Kedua kaki Kartika terasa berdenyut sakit. Ia sudah tak kuat lagi untuk berdiri dengan sepatu hak tinggi yang ia kenakan. Karena itu, dengan susah payah Kartika berusaha menyelinap dari kerumunan orang-orang yang sebagian besarnya tak ia kenali. Pada akhirnya Kartika berhasil ke luar dari aula pesta yang terasa sesak untuknya. Malam ini, pesta mewah yang terasa eksklusif memang dilangsungkan di resort milik keluarga Sequis. Kartika sendiri tak tahu pasti letaknya. Namun yang jelas, sekeliling resort ini sangat indah.
Kaki Kartika membawanya menuju ayunan kayu berkanopi, yang terletak di tepi taman samping resort. Dengan perlahan Kartika duduk di sana setelah melepaskan sepatu yang ia kenakan. Helaan napas lega terdengar darinya. Kartika butuh waktu untuk istirahat dan mencerna semua yang baru saja tersaji.
Sembilan jam yang lalu, ia telah resmi menyandang nama Sequis di belakang namanya. Ia telah berjanji di hadapan Tuhan, untuk mencintai satu-satunya lelaki dihidupnya. Berjanji akan berbagi suka serta duka. Berjanji untuk melaksanakan tugasnya sebagai seorang istri. Berjanji untuk setia. Serta berjanji untuk menua bersama. Kartika juga mengingat dengan jelas bagaimana setelah mengucap janji suci, masih dengan gaun pengantin putih cantiknya, ia ditarik Baskara untuk memasuki sebuah ruangan yang ternyata telah diisi oleh orang-orang yang akan memberikan wejangan pernikahan untuk mereka. Banyak hal baru yang Kartika dapatkan saat pertemuan itu.
Kartika sedikit banyak memahami tugasnya sebagai seorang istri, setelah mendengar penjelasan dari Affa--ibu mertuanya--serta yang lainnya. Awalnya Kartika masih berpikir keras untuk merangkum semua ilmu yang ia dapat dengan cepat. Tapi Baskara dengan pengertian berbisik di telinganya dengan lembut, "Secara garis besar tugas seorang istri hanya satu, menuruti apa yang dikatakan suami. Perkataan suami adalah hukum mutlak." Lalu Baskara mengecup pipinya lembut. Dan acara kembali berlanjut.

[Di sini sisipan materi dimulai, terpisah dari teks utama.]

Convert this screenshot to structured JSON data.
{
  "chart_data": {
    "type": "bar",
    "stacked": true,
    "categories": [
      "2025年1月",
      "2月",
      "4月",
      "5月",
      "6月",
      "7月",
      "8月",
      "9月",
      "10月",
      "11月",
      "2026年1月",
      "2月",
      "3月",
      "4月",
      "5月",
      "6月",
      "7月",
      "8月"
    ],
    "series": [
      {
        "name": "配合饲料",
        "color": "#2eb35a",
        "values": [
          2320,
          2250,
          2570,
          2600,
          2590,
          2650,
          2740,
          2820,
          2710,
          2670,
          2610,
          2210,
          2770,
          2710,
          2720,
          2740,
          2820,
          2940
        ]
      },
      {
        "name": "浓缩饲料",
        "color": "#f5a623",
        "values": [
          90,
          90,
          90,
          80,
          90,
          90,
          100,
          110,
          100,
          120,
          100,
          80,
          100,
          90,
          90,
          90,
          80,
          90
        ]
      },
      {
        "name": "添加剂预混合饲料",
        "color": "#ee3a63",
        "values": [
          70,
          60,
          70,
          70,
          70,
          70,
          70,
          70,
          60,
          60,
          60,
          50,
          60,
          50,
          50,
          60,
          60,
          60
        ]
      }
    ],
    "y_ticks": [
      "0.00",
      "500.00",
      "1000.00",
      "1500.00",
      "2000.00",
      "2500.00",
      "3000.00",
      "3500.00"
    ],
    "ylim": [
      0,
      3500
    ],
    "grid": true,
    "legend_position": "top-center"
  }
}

Kartika kembali pada masa sekarang. Ia menunduk dan melihat cincin terindah yang pernah ia lihat, kini telah melingkar cantik di jari manisnya. Jika Kartika deskripsikan, cincin tersebut memiliki batang lingkaran yang kecil. Tapi detail ukiran di sepanjang batangannya itu sungguh indah. Lalu sebuah permata seukuran kacang hijau, menjadi pusat cincin. Permata tersebut berwarna biru gelap. Walaupun gelap, Kartika masih bisa melihat kilaunya. Sungguh menawan, dan entah mengapa dirinya langsung teringat pada Baskara. Misterius, namun memesona dalam satu waktu.
Kartika menghela napas dan mendongak menatap langit. Ia sungguh lelah. Hari ini, dirinya telah berdiri hampir lebih dari dua belas jam. Semua orang tampak senang menarik dirinya ke sana ke mari, mengenalkannya pada orang asing. Bibir Kartika mengerucut saat mengingat Baskara. Suaminya itu, menghilang entah ke mana setelah pesta resepsi berlangsung. Dan hal itu membuat Kartika kebingungan harus meminta tolong pada siapa. Karena Venty yang biasanya akan ia mintai tolong tengah sibuk berpacaran dengan Windu. Kartika tak tega untuk mengganggu keduanya. Tidak mungkin dirinya meminta bantuan Affa atau Senu, itu sungguh tidak sopan.
Larut dalam pikirannya, tanpa sadar Kartika menguap. Kepalanya terlihat miring dan bersandar di sandaran ayunan, ia tertidur dengan nyenyak di ayunan tersebut. Angin malam, berhembus membawa udara dingin yang menusuk tulang. Kartika menggigil pelan. Namun matanya masih terpejam erat. Ia terlalu lelah untuk merasa terganggu dengan udara dingin. Tak lama, Baskara muncul tiba-tiba entah dari mana. Ia masih terlihat sempurna dengan setelah jas biru gelap.
Mata Baskara berkilat hangat saat melihat Kartika tertidur dengan nyenyak. Istrinya itu mengenakan gaun berwarna senada dengan jas yang ia kenakan. Baskara melangkah dan berlutut untuk meraih kedua kaki Kartika, setelah menelitinya beberapa saat Baskara kembali meletakkannya dengan lembut. Ia kembali berdiri dan menatap wajah Kartika yang damai. Awalnya, wajah Baskara masih terlihat datar. Tak ada riak emosi di mata atau wajahnya. Namun beberapa detik kemudian, ledakan kebahagiaan terlihat di manik matanya. Disusul seringai kemenangan tercetak jelas di wajah aristokratnya.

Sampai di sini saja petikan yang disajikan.